Kommentar Außenminister Maas: Pflegeleicht hilft nicht

Maas wird Außenminister, weil er als unkompliziert gilt. Aber in der Europapolitik muss man dem deutschen Mainstream widerprechen können.

Heiko Maas und Sigmar Gabriel stehen sich auf der Reling eines Ausflugsschiffs versetzt gegenüber.

Als Außenminister muss man auch mal gegen den Mainstream stehen können. Kann Maas das? Foto: dpa

Die vielleicht tragikomischsten Momente in Yanis Varoufakis Buch „Die ganze Geschichte“ sind die Begegnungen mit Michel Sapin und Sigmar Gabriel. Frühjahr 2015, die Syriza-Regierung sucht unter Europas Sozialdemokraten nach Bündnispartnern. Der Ablauf ist immer der gleiche: Schulterklopfen und Solidaritätsbekundungen im Vier-Augen-Gespräch, dann geht es hinaus vor die Presse. Die freundliche Atmosphäre ist wie weggewischt, stattdessen verkünden der damalige französische Außenminister Laurent Fabius und Gabriel das Troika-Mantra vom Reformbedarf in Griechenland.

Gabriel war sich immerhin bewusst, dass die Austeritätspolitik, die die EU dem europäischen Süden aufzwang, ökonomisch nicht tragfähig war und Europa spaltete. „Wenn einem auf der Autobahn die Lichter entgegenkommen, darf man gelegentlich fragen, ob man auf der richtigen Spur ist“, kritisierte er später einmal die deutsche Europapolitik.
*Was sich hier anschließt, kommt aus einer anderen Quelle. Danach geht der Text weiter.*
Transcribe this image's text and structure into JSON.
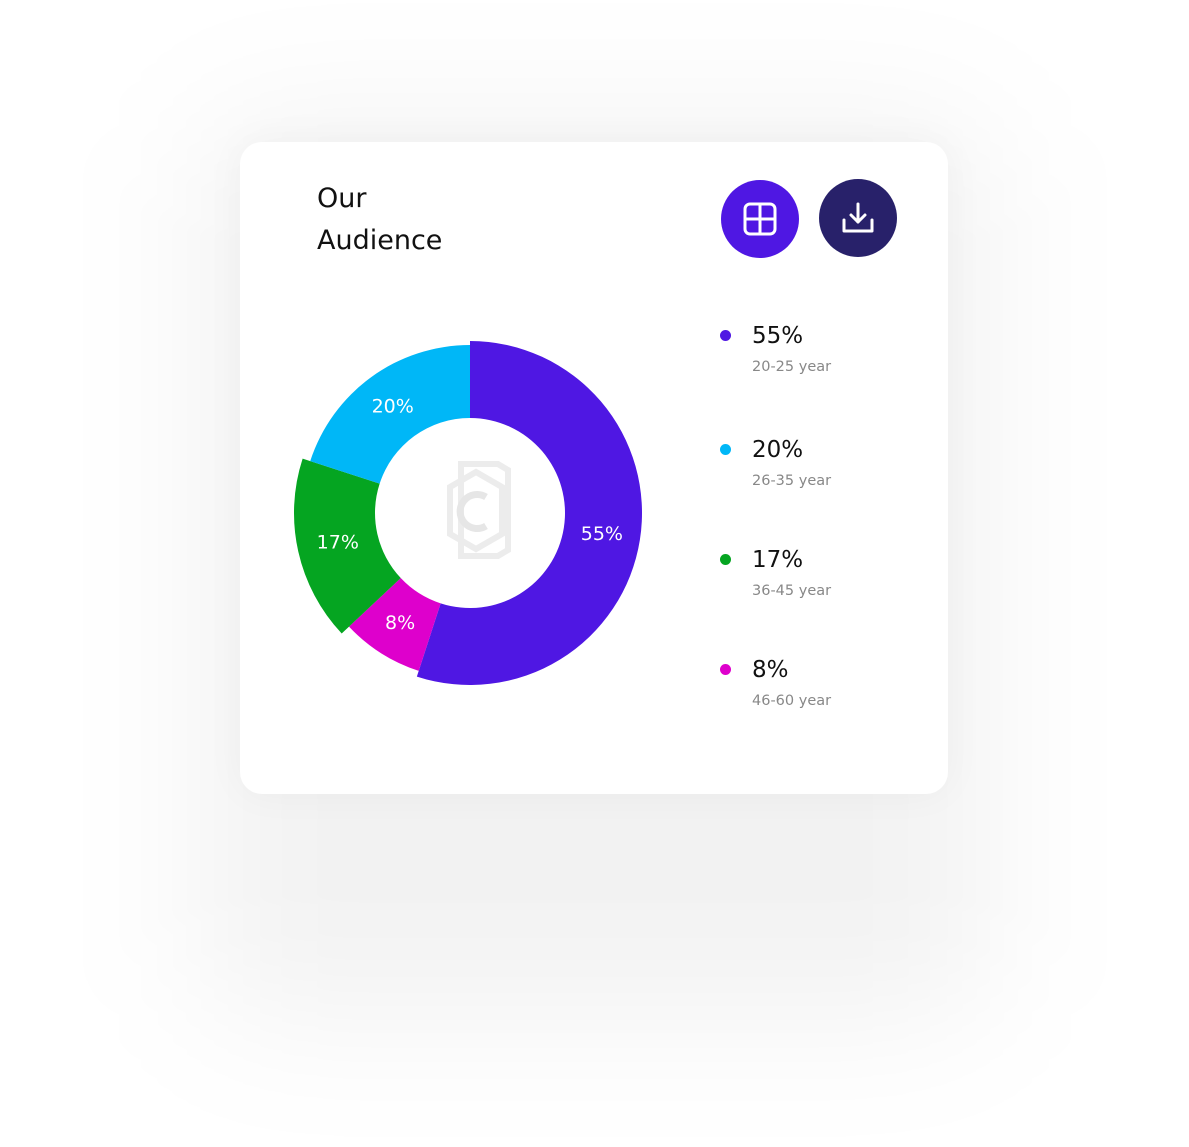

Von Heiko Maas sind nicht viele Äußerungen zur EU-Politik bekannt. In der Zeit hat er vor rund einem Jahr einmal seine Gedanken niedergelegt: Es ist die Sicht des deutschen Mainstreams auf Europa: Die EU hat den Frieden bewahrt, das Ende des Euros wäre für Deutschland verheerend, die EU wird ausschließlich durch die Populisten von Le Pen bis zu den Brexit-Befürwortern gefährdet. Wir sind Guten, die anderen die verantwortungslosen Idioten, heißt Maas' Botschaft.
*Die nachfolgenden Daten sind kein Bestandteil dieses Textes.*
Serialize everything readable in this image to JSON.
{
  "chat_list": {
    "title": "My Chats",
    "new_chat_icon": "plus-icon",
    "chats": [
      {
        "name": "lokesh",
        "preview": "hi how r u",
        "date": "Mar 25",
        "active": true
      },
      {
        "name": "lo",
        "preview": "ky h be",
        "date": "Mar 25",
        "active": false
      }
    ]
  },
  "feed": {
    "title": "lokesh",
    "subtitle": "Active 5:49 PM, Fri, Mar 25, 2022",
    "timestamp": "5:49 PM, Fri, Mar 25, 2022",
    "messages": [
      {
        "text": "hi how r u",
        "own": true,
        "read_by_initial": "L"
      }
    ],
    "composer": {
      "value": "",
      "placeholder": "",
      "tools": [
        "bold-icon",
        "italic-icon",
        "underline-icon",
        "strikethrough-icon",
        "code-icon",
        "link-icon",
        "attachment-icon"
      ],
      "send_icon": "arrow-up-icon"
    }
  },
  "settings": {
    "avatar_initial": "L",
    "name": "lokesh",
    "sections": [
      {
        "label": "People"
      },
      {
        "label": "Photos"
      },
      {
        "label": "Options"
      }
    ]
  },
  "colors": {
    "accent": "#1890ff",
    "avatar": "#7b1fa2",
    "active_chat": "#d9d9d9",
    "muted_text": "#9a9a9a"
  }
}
In Teilen Europas ist die Sichtweise eine andere: Demnach hat Deutschland erst durch seine Austeritätspolitik das Anwachsen von Syriza, Cinque Stelle und der Lega und der katalanischen Separatisten befördert – und anschließend durch seine unilateral betriebene Flüchtlingspolitik die Visegrad-Staaten zusammengeschweißt, die Briten in den Brexit getrieben und der FPÖ in die Wiener Regierung geholfen. Das muss man nicht selbst so sehen – aber wenn man Europa wieder einigen will, muss man diese Sichtweise kennen und berücksichtigen.

Die SPD-Spitze hat Maas als Außenminister gewählt, weil er nicht Gabriel ist – und als pflegeleichter gilt. Aber in der Europapolitik muss man Mut haben, dem deutschen Mainstream zu widerprechen, wenn man Europa einen will. Nicht einmal Gabriel hatte das 2015, Finanzminister Schäuble bestimmte die Leitlinien der deutschen Europapolitik gegenüber Griechenland. Wie würde sich Maas wohl gegenüber Finanzminister Olaf Scholz verhalten?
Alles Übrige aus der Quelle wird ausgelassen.